The call for excitement cannot be answered by techniques innate containment of impulses. It leads to a feral descent into ferocity. It’s a logical reaction to a world where technique makes the individual powerless and every experience is grave. Wildness has mutated into a destructive tendency to jump off the cliff together with technique. Opposed against the intellect of technique, instinct is given free rein.

Philosopher Byung-Chul Han criticizes digital communication for engendering an outrage society due to the mediums elimination of distance in favor of anonymity and symmetry between individuals. This is a specific application of the wider development within society of mutated wildness reacting against the intellectual totalitarianism of technique. It’s a form of self-defense. Beyond the emergence of the online shitstorm as analyzed by Han, it is the rigidity of technique’s control itself that provokes extreme counters. A mediums characteristics can bolster this reaction, but ultimately it is technique itself that makes shitstorms out of minds.

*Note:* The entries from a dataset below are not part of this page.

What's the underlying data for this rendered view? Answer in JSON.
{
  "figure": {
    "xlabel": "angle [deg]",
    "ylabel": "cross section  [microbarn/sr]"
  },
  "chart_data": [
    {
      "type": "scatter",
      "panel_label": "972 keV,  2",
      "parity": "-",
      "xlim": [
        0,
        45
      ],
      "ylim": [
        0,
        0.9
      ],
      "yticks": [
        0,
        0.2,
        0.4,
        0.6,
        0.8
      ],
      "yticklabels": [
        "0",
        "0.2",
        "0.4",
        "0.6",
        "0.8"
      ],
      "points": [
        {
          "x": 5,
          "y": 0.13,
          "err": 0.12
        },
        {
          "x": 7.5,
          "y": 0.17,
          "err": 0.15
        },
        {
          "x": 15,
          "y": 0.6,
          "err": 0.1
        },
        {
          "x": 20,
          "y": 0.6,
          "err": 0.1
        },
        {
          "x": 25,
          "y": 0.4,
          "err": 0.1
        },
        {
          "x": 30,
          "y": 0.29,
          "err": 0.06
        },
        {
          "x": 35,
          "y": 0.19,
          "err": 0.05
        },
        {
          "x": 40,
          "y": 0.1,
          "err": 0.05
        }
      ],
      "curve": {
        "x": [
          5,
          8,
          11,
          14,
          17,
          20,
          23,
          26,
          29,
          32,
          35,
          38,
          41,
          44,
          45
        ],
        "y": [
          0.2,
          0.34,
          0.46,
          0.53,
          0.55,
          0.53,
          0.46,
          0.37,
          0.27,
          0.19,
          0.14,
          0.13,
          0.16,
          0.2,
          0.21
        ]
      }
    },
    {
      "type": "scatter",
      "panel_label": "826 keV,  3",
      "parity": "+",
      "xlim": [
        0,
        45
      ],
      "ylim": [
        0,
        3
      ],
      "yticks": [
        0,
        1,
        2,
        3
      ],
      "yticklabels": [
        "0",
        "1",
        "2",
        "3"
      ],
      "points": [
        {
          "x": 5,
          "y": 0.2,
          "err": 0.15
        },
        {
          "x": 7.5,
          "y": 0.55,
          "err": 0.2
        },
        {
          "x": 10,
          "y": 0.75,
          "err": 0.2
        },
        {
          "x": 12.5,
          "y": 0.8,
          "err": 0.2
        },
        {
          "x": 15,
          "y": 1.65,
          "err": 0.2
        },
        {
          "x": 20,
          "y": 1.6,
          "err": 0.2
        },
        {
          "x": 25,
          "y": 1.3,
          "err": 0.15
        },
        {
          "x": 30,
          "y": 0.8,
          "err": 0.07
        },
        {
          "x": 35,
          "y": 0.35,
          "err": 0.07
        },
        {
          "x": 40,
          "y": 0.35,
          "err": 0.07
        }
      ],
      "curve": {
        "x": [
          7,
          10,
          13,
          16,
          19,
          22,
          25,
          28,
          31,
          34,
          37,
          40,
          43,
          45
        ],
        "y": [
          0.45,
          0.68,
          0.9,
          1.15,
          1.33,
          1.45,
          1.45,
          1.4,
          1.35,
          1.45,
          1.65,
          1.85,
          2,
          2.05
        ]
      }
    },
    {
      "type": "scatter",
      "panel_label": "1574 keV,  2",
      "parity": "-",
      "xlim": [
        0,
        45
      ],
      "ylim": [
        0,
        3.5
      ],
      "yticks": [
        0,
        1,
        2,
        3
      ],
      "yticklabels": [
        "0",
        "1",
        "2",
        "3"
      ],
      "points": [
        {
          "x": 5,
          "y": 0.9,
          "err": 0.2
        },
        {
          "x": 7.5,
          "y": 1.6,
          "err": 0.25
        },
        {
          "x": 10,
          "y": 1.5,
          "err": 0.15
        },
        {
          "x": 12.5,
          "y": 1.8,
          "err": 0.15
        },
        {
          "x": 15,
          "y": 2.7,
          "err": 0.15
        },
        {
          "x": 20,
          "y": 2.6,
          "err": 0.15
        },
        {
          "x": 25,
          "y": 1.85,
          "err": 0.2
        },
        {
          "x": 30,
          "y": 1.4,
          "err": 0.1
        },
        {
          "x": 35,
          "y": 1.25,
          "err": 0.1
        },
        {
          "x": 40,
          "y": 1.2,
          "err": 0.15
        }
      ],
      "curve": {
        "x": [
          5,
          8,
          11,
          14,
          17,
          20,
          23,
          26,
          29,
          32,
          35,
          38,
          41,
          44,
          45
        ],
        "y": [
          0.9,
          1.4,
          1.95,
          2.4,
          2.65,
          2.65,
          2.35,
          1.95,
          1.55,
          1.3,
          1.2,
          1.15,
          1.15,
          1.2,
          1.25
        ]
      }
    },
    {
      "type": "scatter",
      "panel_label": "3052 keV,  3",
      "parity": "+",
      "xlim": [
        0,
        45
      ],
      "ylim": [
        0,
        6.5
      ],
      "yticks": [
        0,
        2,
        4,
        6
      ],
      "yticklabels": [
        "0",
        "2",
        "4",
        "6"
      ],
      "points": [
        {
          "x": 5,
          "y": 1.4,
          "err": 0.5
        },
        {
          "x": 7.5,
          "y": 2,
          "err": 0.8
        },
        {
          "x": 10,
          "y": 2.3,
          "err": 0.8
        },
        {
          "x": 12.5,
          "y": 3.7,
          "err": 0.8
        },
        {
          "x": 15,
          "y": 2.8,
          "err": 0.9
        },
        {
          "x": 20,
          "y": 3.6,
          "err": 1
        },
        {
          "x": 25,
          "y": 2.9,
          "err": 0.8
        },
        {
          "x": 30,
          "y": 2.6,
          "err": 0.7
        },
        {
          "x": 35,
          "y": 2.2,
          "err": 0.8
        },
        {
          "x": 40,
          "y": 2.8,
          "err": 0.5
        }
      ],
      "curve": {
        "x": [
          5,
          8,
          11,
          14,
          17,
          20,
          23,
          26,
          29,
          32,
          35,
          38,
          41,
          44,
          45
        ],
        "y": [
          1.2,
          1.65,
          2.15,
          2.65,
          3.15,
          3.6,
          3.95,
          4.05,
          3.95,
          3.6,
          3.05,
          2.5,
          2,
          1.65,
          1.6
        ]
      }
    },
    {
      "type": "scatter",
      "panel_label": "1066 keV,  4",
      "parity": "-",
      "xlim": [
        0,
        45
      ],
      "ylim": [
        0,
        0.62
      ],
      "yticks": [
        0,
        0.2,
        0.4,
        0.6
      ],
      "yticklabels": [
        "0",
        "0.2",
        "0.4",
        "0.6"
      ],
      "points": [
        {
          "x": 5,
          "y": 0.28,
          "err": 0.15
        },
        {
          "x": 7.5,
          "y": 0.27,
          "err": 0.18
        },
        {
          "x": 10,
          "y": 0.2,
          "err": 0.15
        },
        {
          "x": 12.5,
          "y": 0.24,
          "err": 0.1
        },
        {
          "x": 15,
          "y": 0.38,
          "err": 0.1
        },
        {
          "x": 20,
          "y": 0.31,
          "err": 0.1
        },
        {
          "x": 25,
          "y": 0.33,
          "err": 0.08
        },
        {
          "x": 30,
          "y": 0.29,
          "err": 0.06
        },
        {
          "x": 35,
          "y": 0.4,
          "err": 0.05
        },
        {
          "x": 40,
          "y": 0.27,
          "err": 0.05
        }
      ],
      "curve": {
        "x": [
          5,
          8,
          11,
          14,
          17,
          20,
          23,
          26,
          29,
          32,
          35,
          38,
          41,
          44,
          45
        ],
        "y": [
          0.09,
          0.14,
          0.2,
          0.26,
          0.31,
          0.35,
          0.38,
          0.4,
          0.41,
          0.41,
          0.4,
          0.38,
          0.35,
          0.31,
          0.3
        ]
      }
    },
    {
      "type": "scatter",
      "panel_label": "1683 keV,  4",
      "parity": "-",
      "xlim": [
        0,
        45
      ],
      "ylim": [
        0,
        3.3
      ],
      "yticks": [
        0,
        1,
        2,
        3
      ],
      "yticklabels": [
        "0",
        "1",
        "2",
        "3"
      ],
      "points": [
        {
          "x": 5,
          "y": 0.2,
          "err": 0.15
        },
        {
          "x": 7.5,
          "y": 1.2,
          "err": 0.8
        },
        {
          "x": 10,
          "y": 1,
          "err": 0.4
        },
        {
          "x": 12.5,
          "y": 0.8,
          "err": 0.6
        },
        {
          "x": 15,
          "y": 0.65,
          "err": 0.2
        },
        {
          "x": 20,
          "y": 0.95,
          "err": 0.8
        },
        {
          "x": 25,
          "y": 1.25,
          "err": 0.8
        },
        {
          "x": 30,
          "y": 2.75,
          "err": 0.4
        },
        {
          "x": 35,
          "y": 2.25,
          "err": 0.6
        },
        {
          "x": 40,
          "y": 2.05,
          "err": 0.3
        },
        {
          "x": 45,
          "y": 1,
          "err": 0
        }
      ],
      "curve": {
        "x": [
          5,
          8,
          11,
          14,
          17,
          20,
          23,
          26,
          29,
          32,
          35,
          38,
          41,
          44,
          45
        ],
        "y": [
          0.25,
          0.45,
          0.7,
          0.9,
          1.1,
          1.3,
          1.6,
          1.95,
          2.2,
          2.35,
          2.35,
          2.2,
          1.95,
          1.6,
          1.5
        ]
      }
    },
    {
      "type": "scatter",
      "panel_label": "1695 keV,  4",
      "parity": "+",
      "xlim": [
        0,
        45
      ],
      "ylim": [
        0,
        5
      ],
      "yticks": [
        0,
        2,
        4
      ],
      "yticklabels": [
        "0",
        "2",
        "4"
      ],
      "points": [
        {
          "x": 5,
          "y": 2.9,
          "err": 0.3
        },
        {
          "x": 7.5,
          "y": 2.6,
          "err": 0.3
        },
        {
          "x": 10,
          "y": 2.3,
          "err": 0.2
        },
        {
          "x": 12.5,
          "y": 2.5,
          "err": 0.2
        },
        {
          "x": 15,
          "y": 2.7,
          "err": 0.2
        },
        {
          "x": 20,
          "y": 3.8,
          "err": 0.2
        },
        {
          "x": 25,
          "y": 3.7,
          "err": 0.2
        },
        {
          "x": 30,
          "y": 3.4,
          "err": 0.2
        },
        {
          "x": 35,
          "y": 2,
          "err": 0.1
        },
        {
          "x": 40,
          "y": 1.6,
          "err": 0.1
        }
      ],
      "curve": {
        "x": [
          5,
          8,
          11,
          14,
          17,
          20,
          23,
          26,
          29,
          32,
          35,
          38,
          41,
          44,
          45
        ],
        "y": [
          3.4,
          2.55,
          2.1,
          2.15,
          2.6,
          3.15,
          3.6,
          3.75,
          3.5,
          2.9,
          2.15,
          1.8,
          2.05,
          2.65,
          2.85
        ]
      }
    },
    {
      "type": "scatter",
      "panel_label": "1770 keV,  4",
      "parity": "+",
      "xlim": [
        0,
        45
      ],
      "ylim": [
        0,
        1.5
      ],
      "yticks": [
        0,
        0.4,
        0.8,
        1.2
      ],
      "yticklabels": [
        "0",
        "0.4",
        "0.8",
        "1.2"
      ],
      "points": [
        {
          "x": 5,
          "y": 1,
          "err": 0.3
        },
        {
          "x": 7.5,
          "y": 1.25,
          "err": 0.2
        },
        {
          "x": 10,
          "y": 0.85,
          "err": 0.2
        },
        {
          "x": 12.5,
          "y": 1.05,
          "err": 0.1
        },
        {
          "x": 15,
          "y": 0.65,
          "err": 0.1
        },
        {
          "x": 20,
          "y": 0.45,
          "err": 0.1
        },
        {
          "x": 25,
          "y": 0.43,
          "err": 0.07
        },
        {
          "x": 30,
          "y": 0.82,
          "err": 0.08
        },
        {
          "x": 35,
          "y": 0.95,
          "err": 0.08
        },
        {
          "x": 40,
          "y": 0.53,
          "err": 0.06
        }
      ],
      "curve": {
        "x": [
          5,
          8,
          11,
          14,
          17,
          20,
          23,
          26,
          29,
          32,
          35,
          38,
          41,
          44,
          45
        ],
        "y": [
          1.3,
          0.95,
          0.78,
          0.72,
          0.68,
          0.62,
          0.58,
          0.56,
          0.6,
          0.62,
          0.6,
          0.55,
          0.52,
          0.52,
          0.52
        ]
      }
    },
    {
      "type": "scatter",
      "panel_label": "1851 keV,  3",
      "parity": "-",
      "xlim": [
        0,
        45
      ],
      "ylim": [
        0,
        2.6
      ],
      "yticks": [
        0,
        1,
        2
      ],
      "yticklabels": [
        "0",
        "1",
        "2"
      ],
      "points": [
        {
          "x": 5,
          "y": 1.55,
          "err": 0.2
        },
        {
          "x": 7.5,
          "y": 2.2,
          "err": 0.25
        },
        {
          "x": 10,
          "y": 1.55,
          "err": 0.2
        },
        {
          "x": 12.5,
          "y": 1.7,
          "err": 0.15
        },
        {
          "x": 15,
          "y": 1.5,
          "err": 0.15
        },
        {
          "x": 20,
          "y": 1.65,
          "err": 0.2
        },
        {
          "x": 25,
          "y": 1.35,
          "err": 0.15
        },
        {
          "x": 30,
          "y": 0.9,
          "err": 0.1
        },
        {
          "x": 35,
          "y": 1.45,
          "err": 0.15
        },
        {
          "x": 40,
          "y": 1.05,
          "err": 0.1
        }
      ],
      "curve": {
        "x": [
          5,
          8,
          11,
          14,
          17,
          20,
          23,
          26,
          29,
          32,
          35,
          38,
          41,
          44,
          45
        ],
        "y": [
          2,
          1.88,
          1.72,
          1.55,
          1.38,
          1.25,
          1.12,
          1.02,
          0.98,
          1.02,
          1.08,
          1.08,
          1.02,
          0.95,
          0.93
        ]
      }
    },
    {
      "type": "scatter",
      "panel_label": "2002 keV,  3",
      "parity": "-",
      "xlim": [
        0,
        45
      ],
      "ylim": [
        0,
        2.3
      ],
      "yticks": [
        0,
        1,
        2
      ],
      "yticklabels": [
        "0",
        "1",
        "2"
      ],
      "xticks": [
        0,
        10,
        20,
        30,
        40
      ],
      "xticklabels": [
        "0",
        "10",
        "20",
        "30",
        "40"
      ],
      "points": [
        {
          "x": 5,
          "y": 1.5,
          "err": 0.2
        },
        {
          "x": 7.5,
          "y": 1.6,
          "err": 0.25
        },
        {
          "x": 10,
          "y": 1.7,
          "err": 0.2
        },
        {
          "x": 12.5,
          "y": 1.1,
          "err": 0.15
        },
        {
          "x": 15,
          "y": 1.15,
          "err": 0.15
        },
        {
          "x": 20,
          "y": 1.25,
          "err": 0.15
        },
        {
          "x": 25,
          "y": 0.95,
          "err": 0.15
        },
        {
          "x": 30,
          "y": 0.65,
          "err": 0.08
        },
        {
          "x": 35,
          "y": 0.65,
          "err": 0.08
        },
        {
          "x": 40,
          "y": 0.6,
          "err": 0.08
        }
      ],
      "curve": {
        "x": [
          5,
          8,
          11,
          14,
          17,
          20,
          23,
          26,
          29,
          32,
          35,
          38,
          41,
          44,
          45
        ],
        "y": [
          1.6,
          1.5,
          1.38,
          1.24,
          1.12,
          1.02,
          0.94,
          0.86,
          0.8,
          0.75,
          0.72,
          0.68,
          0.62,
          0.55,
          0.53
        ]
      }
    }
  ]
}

One can see this in several disturbing contemporary phenomena. Random acts of terror motivated by desperation, its perpetrator giving in to destructive instinct. Within the political sphere, fascism is on the rise again. It appeals overwhelmingly to anger and combativeness, as if pure instinct is the solution for alienation by technique’s intellect. The cowboy forgoing quests in favor of wantonly dragging passersby in the lake from Red Dead Redemption 2 is but a benign form of the same tendency.

The games tease of wilderness is part of a microcosm mirroring broader developments within society. It’s a reflection of the boring dystopia technique transformed the world into. Yet wildness can’t be tamed, and it creeps to disturbing places if it isn’t given free rein.


Ellul, J. (1964). The technological society. Random House, Inc. (Original work published 1954).

Han, B.C. (2017). In the swarm: Digital prospects. MIT Press.

Huizinga, J. (2008). Homo ludens: Proeve eener bepaling van het spel-element der cultuur. Amsterdam University Press (Original work published 1938).

Schiller, F. von (1795). On the aesthetic education of man.